Consumers today are heavily dependent on online reviews to make informed choices about what to buy. In fact, studies show that as many as 90 percent of consumers read online reviews before making financial decisions, and nearly 70 percent trust these opinions.
Given their importance, how do you tell if the reviews are from genuine customers?
Subodha Kumar, director of the Center for Data Analytics and professor of Marketing and Supply Chain Management at the Fox School, developed an approach to detect fake reviewers on online digital platforms. In his paper published in the Journal of Management Information Systems, Kumar proposes an algorithm that analyzes the behavior of reviewers on a set of key features to help differentiate between the real and the fake.
“A user who reads a negative review of a restaurant is likely to trust the message, even though it was written by a stranger,” Kumar says. “One convincing review can often persuade consumers to shift their brand loyalty or drive several extra miles to try a new sandwich shop.”

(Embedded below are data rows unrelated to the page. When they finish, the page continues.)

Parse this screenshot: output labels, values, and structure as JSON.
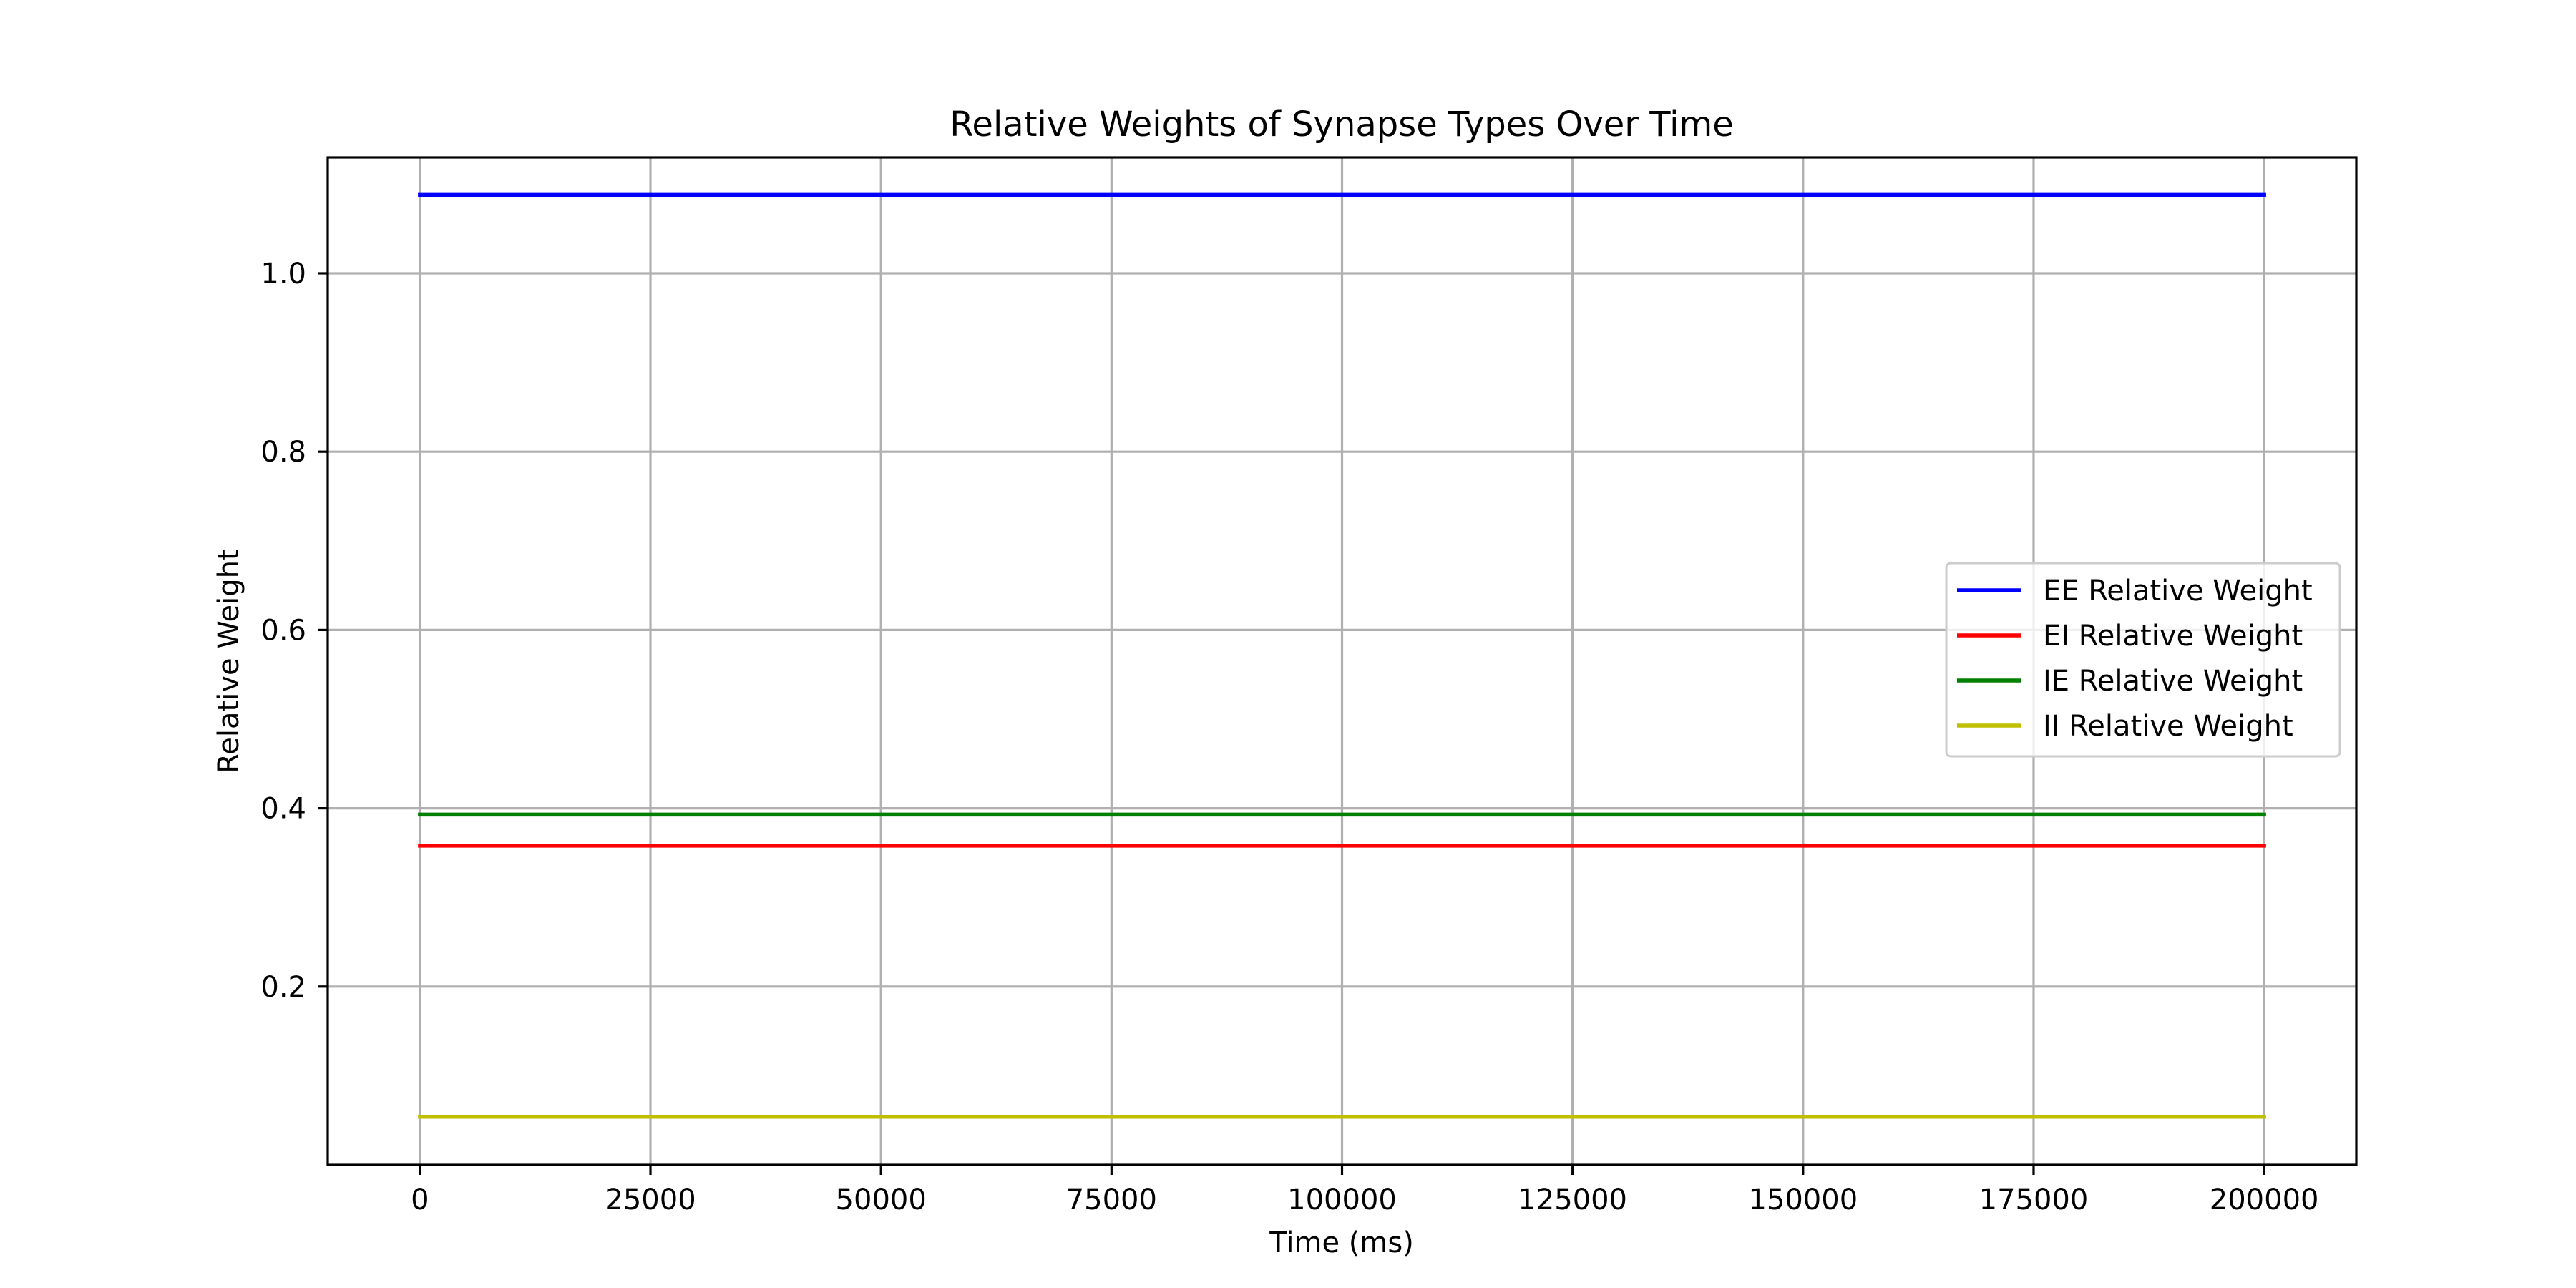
{
  "chart_data": {
    "type": "line",
    "title": "Relative Weights of Synapse Types Over Time",
    "xlabel": "Time (ms)",
    "ylabel": "Relative Weight",
    "x": [
      0,
      200000
    ],
    "xlim": [
      -10000,
      210000
    ],
    "ylim": [
      0.0,
      1.13
    ],
    "xticks": [
      0,
      25000,
      50000,
      75000,
      100000,
      125000,
      150000,
      175000,
      200000
    ],
    "xtick_labels": [
      "0",
      "25000",
      "50000",
      "75000",
      "100000",
      "125000",
      "150000",
      "175000",
      "200000"
    ],
    "yticks": [
      0.2,
      0.4,
      0.6,
      0.8,
      1.0
    ],
    "ytick_labels": [
      "0.2",
      "0.4",
      "0.6",
      "0.8",
      "1.0"
    ],
    "grid": true,
    "legend_position": "center-right",
    "series": [
      {
        "name": "EE Relative Weight",
        "color": "#0000ff",
        "values": [
          1.088,
          1.088
        ]
      },
      {
        "name": "EI Relative Weight",
        "color": "#ff0000",
        "values": [
          0.358,
          0.358
        ]
      },
      {
        "name": "IE Relative Weight",
        "color": "#008000",
        "values": [
          0.393,
          0.393
        ]
      },
      {
        "name": "II Relative Weight",
        "color": "#bfbf00",
        "values": [
          0.054,
          0.054
        ]
      }
    ]
  }
}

This gives firms a strong incentive to influence their online review ratings. “Business owners inject their public ratings with a positive bias,” says Kumar. “They use fake accounts or paid reviewers to either promote their offering or strategically denounce competitors’ products.”
In studying a dataset from Yelp, a popular restaurant review platform, Kumar observed a striking difference in the way spammers interact on online platforms. “Even though individual reviews by a spammer may look genuine, collectively we can capture anomalies in the review patterns,” Kumar says, “In fact, they are remarkably skewed.”
By analyzing this pattern of behaviors, Kumar’s approach to detecting review manipulation can not only improve the experience of consumers across industries but also increase the credibility of reviewing platforms like Yelp.
Kumar considers six distinct features of every review in the data set:
- Review gap: Spammers are usually not longtime members of a site, unlike genuine reviewers who use their accounts from time to time to post reviews. Thus, if reviews are posted over a relatively long timeframe, it suggests normal activity. But when all reviews are posted within a short burst, it indicates suspicious behavior.
- Review count: Paid users generally generate more reviews than unpaid users. In other cases to avoid being detected or blacklisted, a spammer could post very few reviews from one account and create a new account.
- Rating entropy: Spammers mostly post extreme reviews since their goal is either to artificially improve a particular company’s rating or to bring a bad reputation to its competitors. This results in high entropy—or drastic randomness—in fake users’ ratings.
- Rating deviation: Spammers are likely to deviate from the general rating consensus. If genuine users fairly outnumber spammers, it is easy to detect instances where a user’s rating deviates greatly from the average ratings from other users.
- Timing of review: One strategy spammers may use is to post extremely early after a restaurant’s opening in order to maximize the impact of their review. Early reviews can greatly impact a consumers’ sentiment on a product and, in turn, impact sales.
- User tenure: Fake reviewers tend to have short-lived accounts characterized by a relatively large number of reviews and handles, usernames or aliases designed to avoid detection.
After considering these variables individually, the algorithm then looks into the way the variables interact with each other. It employs techniques like supervised machine learning and accounts for the overall review behavior of a user to provide a robust and accurate analysis.
Kumar’s methodology can also be deployed to post the information of the spammers in real-time. Digital platforms like Yelp could develop a spam score using these key features for each reviewer and share it with business owners and consumers, who can subsequently be tagged or filtered.
“The issue of opinion spamming in online reviews is not going away and detecting the perpetrators is not easy,” says Kumar. But developments in approaches like these, he says, “offer great insights to businesses, allowing them to create more effective marketing strategies based on the sheer volume of genuine, user-contributed consumer reviews.”